Sport1.de: Was halten Sie von der aufgehobenen Beschränkung bezüglich der zweiten Mannschaften der Profiklubs?

Köppel: Ich bin für eine Begrenzung auf sechs respektive acht Teams bei 18 beziehungsweise 20 Mannschaften pro Liga. Sonst wäre auch der Sinn dieser zweiten Mannschaften verfehlt. Die Spieler können nur den Anschluss zur ersten Mannschaft finden, wenn sie ebenfalls höherklassig spielen.

Sport1.de: Wen nehmen Sie in Ihrer Mannschaft besonders in die Pflicht, Verantwortung zu übernehmen?

Köppel: Zecke Neuendorf soll eine führende Position übernehmen und die Mannschaft ein bisschen lenken und leiten. Aber wir haben mit Fabian Gerber und Stefan Leitl noch weitere erfahrene Spieler. Wenn diese drei fit sind, sollen sie die Leitfiguren der Mannschaft sein.

Sport1.de: Sind die Personalplanungen abgeschlossen?

Köppel: Ja, definitiv. Es sei denn, es gibt in den nächsten Wochen einige Verletzte, dann müsste man sich noch mal umsehen.

Sport1.de: Am ersten Spieltag geht es gegen die Amateure der Bayern, das Team von Mehmet Scholl. Was halten Sie von ihm?

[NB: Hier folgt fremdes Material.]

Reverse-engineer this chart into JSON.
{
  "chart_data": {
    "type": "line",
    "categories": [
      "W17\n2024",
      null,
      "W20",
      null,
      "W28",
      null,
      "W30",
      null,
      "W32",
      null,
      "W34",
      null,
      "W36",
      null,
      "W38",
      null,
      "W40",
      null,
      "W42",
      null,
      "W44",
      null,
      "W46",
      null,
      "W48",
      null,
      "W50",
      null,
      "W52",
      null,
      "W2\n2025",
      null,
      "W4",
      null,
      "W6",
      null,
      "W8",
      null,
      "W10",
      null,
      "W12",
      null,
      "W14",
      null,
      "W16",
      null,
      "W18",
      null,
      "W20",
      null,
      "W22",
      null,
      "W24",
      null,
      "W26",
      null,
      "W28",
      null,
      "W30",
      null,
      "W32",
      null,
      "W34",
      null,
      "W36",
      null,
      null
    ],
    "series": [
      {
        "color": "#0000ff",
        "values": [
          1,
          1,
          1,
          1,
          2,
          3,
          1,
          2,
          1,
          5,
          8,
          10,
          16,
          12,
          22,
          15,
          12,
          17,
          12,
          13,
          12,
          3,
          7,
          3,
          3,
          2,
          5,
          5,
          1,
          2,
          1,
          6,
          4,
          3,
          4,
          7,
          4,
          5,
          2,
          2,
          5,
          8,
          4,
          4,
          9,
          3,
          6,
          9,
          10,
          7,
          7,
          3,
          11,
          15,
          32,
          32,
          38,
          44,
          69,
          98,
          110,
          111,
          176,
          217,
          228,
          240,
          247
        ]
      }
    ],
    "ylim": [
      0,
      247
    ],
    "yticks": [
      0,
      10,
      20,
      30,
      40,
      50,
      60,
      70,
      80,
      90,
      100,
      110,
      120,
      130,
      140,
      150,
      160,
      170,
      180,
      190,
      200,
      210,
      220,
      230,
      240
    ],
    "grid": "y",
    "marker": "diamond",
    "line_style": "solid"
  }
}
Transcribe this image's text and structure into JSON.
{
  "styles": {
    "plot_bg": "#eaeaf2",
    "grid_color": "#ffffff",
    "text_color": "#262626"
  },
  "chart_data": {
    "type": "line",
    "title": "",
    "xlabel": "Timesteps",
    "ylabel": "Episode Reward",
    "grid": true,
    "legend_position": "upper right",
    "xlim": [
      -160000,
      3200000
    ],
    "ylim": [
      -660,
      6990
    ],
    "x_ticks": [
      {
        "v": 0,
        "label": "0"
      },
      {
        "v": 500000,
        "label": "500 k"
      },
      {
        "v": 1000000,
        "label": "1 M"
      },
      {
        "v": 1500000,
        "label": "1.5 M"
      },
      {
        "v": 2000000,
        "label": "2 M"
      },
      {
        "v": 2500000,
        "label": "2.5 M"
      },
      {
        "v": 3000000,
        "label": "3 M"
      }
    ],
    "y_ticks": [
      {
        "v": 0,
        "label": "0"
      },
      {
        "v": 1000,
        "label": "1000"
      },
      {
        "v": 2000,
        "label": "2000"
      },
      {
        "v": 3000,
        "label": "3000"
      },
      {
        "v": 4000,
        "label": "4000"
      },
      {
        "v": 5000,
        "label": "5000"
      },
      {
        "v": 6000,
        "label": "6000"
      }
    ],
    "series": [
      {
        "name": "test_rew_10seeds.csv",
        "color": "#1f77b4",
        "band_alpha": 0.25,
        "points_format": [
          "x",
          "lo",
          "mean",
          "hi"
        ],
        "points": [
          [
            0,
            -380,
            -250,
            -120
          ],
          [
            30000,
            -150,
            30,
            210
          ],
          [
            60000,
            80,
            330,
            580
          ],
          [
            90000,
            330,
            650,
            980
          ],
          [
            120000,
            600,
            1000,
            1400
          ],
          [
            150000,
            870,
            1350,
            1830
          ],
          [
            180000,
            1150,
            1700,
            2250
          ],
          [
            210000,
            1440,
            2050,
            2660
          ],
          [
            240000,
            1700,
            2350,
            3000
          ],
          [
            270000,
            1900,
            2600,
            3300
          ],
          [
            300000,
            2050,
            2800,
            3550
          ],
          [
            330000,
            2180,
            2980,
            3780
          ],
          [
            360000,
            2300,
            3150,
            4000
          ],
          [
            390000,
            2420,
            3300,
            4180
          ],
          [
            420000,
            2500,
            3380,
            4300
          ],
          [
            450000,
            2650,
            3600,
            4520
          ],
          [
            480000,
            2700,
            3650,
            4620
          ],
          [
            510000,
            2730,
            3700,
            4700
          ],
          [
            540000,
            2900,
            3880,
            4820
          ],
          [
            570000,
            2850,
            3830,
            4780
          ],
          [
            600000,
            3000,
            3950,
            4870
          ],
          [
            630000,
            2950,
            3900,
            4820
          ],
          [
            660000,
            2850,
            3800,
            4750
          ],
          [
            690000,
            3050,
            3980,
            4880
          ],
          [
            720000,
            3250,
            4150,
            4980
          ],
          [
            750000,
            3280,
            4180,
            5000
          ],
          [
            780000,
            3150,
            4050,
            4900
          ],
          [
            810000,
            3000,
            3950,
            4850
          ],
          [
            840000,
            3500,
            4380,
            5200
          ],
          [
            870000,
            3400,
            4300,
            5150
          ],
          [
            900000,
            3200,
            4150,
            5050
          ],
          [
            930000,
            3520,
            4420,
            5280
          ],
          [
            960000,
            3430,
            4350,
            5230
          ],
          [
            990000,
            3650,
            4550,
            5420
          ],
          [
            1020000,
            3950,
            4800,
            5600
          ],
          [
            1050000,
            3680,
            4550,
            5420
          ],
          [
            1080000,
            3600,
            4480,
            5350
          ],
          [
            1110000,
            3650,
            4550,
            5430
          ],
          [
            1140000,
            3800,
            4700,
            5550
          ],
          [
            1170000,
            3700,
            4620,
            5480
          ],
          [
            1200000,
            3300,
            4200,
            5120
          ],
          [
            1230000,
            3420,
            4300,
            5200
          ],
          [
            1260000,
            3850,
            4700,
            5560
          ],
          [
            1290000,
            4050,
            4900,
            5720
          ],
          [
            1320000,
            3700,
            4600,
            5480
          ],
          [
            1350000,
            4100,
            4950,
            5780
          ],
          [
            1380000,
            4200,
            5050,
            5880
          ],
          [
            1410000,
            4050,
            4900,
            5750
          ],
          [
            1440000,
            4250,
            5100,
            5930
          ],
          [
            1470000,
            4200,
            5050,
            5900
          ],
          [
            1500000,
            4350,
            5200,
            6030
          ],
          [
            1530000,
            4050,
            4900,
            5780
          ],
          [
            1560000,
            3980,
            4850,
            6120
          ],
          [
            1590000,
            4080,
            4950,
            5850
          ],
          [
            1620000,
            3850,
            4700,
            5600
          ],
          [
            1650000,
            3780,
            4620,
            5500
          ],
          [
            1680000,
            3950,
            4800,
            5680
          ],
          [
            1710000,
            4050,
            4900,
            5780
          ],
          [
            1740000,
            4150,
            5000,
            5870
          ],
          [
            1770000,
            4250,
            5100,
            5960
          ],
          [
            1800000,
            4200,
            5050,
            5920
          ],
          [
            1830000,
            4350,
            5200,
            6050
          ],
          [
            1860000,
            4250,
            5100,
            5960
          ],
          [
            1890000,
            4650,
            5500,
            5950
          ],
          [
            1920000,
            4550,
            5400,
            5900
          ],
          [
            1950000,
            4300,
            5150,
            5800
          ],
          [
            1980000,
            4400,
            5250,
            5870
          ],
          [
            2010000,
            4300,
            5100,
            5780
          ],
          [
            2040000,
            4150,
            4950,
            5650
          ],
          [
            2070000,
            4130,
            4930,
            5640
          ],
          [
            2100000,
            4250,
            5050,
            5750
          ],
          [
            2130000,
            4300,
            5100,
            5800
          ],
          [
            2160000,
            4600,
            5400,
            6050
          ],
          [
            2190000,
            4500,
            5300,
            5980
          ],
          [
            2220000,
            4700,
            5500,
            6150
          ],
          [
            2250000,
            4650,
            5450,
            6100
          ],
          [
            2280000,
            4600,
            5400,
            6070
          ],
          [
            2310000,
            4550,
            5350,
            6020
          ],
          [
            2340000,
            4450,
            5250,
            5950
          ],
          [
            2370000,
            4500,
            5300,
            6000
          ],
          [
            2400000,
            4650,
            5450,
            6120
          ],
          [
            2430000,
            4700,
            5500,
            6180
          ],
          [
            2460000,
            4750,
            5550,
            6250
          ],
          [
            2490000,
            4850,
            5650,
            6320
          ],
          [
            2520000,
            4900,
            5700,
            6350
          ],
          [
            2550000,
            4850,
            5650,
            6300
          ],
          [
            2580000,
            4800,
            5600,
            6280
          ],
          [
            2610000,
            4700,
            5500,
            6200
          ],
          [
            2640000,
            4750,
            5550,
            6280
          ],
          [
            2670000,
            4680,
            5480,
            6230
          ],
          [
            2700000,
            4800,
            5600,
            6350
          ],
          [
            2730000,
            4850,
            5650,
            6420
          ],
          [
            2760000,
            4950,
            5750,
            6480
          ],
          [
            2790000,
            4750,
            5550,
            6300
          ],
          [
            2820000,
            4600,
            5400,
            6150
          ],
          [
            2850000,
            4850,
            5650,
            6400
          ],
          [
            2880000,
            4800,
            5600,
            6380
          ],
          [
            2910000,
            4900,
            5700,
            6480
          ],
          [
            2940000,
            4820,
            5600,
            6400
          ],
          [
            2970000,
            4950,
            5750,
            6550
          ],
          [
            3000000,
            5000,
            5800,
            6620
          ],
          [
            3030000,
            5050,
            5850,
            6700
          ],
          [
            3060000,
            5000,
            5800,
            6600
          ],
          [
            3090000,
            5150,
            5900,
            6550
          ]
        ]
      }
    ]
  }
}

Köppel: Als ich in Mönchengladbach Trainer war, habe ich ihn als guten Spieler schätzen gelernt. Aber ich kenne ihn kaum. Was ich weiß, ist: Er hat als Spieler sehr viel geleistet. Er ist bei seinen TV-Auftritten auch rhetorisch sehr gut und macht sich viele Gedanken über Fußball. Ich bin davon überzeugt, dass er ein ganz großer Trainer werden kann.